Removing Large Files from a Repository's Git History
I consider myself to be a grug-brained developer. I enjoy building and maintaining software systems that eschew complexity in favor of readability and ease of understanding. This website is one of those systems: the entire thing is built as a static site from a bunch of loose HTML and Markdown files all jammed together using a dead simple templating system in a Bash script. All pieces of media content (images, videos, etc.) are stored directly in the Git repository alongside the textual content. As a result of this grug-brained structure, the website repository has ended up with some rather large binary files in its Git history, many of which correspond to media content no longer accessible on the actual deployed website.
I put together a tool to scrape this repository's commit history and dump the largest files from that history to the terminal, sorted by size:
#!/bin/sh
#
# Usage: git-history-largest-files.sh [NUMBER-OF-FILES]
set -eu
if [ $# -ge 2 ]; then
echo "Usage: $0 [NUMBER-OF-FILES]"
exit 1
fi
COUNT=${1:-10}
BYTES_PER_GB=1073741824
BYTES_PER_MB=1048576
BYTES_PER_KB=1024
git rev-list --objects --all | \
git cat-file --batch-check='%(objecttype) %(objectname) %(objectsize) %(rest)' | \
awk '/^blob/ && $4 != "" {print $3 "\t" $4}' | \
sort -rn | \
head -n "$COUNT" | \
awk -F'\t' \
-v gb="$BYTES_PER_GB" \
-v mb="$BYTES_PER_MB" \
-v kb="$BYTES_PER_KB" \
'{
size = $1
path = $2
if (size >= gb) {
printf "%.2f GB %s\n", size/gb, path
}
else if (size >= mb) {
printf "%.2f MB %s\n", size/mb, path
}
else if (size >= kb) {
printf "%.2f KB %s\n", size/kb, path
}
else {
printf "%d B %s\n", size, path
}
}'
Running the tool over this repo, we can see that a massive percentage of this repository's size comes from this Braille Apple video that I had actually moved from this site to Vimeo a while back:
$ git gc >/dev/null 2>&1 && git count-objects -vH
count: 0
size: 0 bytes
in-pack: 1523
packs: 2
size-pack: 109.24 MiB
prune-packable: 0
garbage: 0
size-garbage: 0 bytes
$ sh tools/git-history-largest-files.sh
47.50 MB src/misc/2021-10-18-braille-apple.webm
28.72 MB src/misc/2021-10-18-braille-apple.webm
3.93 MB src/blog/2022-03-19-breaking-cookie-clicker/living-room-pi.jpg
3.82 MB src/blog/2022-03-19-breaking-cookie-clicker/supplies.jpg
3.76 MB src/blog/2022-03-19-breaking-cookie-clicker/living-room-pi-and-tv.jpg
2.13 MB src/blog/2022-03-19-breaking-cookie-clicker/cookie-clicker-final-stats.png
2.08 MB src/misc/2020-07-04-disco-descent-1-1.mp3
1.87 MB src/blog/2024-09-02-scripting-with-value-semantics-using-lumpy/lumpy-game.mp4
1.57 MB src/blog/2022-03-19-breaking-cookie-clicker/cookie-clicker-auto-clicker.png
1.18 MB src/misc/2020-08-16-dvd-screensaver/2020-08-16-dvd-screensaver.mp4
I don't actually need to keep this src/misc/2021-10-18-braille-apple.webm
video around in the repository git history; the content is stored elsewhere,
and this site is much more of a living document than it is a historical
archive.

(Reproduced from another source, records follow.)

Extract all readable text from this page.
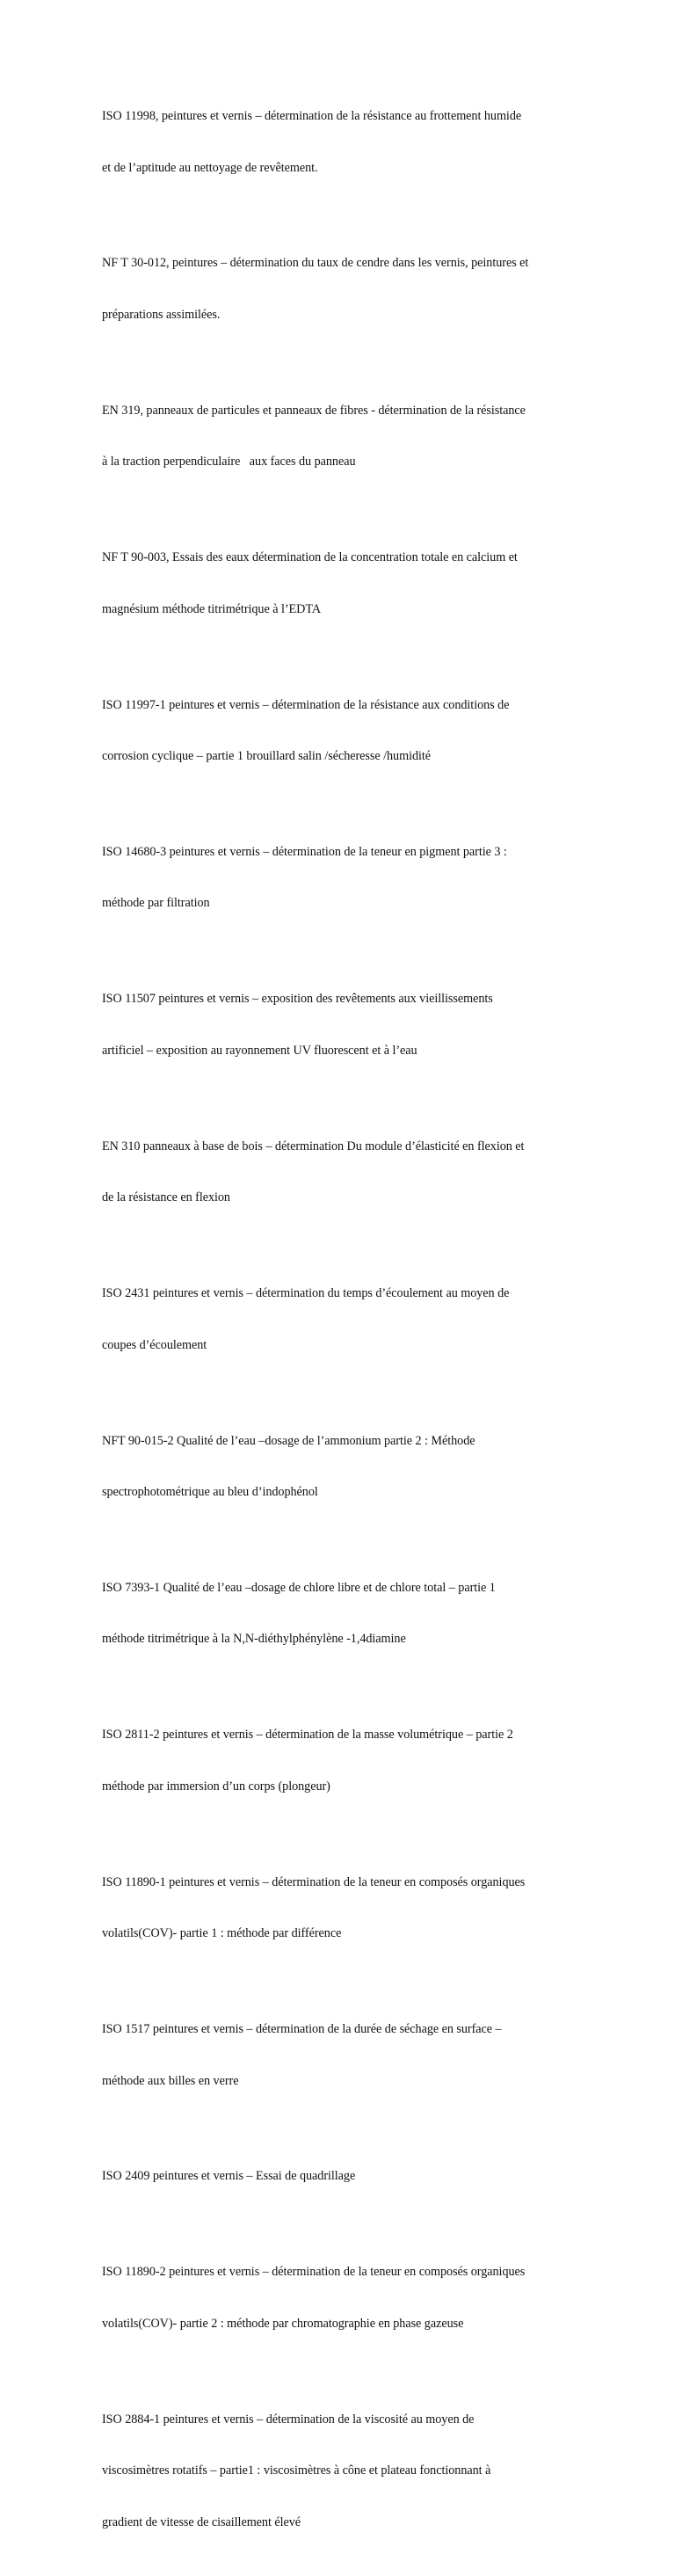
ISO 11998, peintures et vernis – détermination de la résistance au frottement humide

et de l’aptitude au nettoyage de revêtement.

NF T 30-012, peintures – détermination du taux de cendre dans les vernis, peintures et

préparations assimilées.

EN 319, panneaux de particules et panneaux de fibres - détermination de la résistance

à la traction perpendiculaire   aux faces du panneau

NF T 90-003, Essais des eaux détermination de la concentration totale en calcium et

magnésium méthode titrimétrique à l’EDTA

ISO 11997-1 peintures et vernis – détermination de la résistance aux conditions de

corrosion cyclique – partie 1 brouillard salin /sécheresse /humidité

ISO 14680-3 peintures et vernis – détermination de la teneur en pigment partie 3 :

méthode par filtration

ISO 11507 peintures et vernis – exposition des revêtements aux vieillissements

artificiel – exposition au rayonnement UV fluorescent et à l’eau

EN 310 panneaux à base de bois – détermination Du module d’élasticité en flexion et

de la résistance en flexion

ISO 2431 peintures et vernis – détermination du temps d’écoulement au moyen de

coupes d’écoulement

NFT 90-015-2 Qualité de l’eau –dosage de l’ammonium partie 2 : Méthode

spectrophotométrique au bleu d’indophénol

ISO 7393-1 Qualité de l’eau –dosage de chlore libre et de chlore total – partie 1

méthode titrimétrique à la N,N-diéthylphénylène -1,4diamine

ISO 2811-2 peintures et vernis – détermination de la masse volumétrique – partie 2

méthode par immersion d’un corps (plongeur)

ISO 11890-1 peintures et vernis – détermination de la teneur en composés organiques

volatils(COV)- partie 1 : méthode par différence

ISO 1517 peintures et vernis – détermination de la durée de séchage en surface –

méthode aux billes en verre

ISO 2409 peintures et vernis – Essai de quadrillage

ISO 11890-2 peintures et vernis – détermination de la teneur en composés organiques

volatils(COV)- partie 2 : méthode par chromatographie en phase gazeuse

ISO 2884-1 peintures et vernis – détermination de la viscosité au moyen de

viscosimètres rotatifs – partie1 : viscosimètres à cône et plateau fonctionnant à

gradient de vitesse de cisaillement élevé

So I am fine removing this file if it shrinks the repository size and
gives me more leeway to jam different media blobs in later.
Okay so now that we have a file path, let's use git filter-branch
1 to
replace the binary file with a placeholder across the entire git history, and
then yeet remaining references to the old objects/commits:
#!/bin/sh
#
# Usage: git-history-elide-file.sh FILE
set -eu
if [ $# -ne 1 ]; then
echo "Usage: $0 FILE"
exit 1
fi
FILE="$1"
export FILE
export FILTER_BRANCH_SQUELCH_WARNING=1
git filter-branch -f --tree-filter '
if git ls-files | grep -q "^${FILE}$"; then
mkdir -p "$(dirname "${FILE}")"
echo "original file removed from git history" > "${FILE}"
fi
' -- --all
rm -rf .git/refs/original/
git reflog expire --expire=now --all
git gc --prune=now --aggressive
Running this tool we can see that it removed all of that repository bloat:
$ sh tools/git-history-elide-file.sh src/misc/2021-10-18-braille-apple.webm
Rewrite e326cb816c72b2986ab9d6a7472ee3999860936b (287/294) (9 seconds passed, remaining 0 predicted)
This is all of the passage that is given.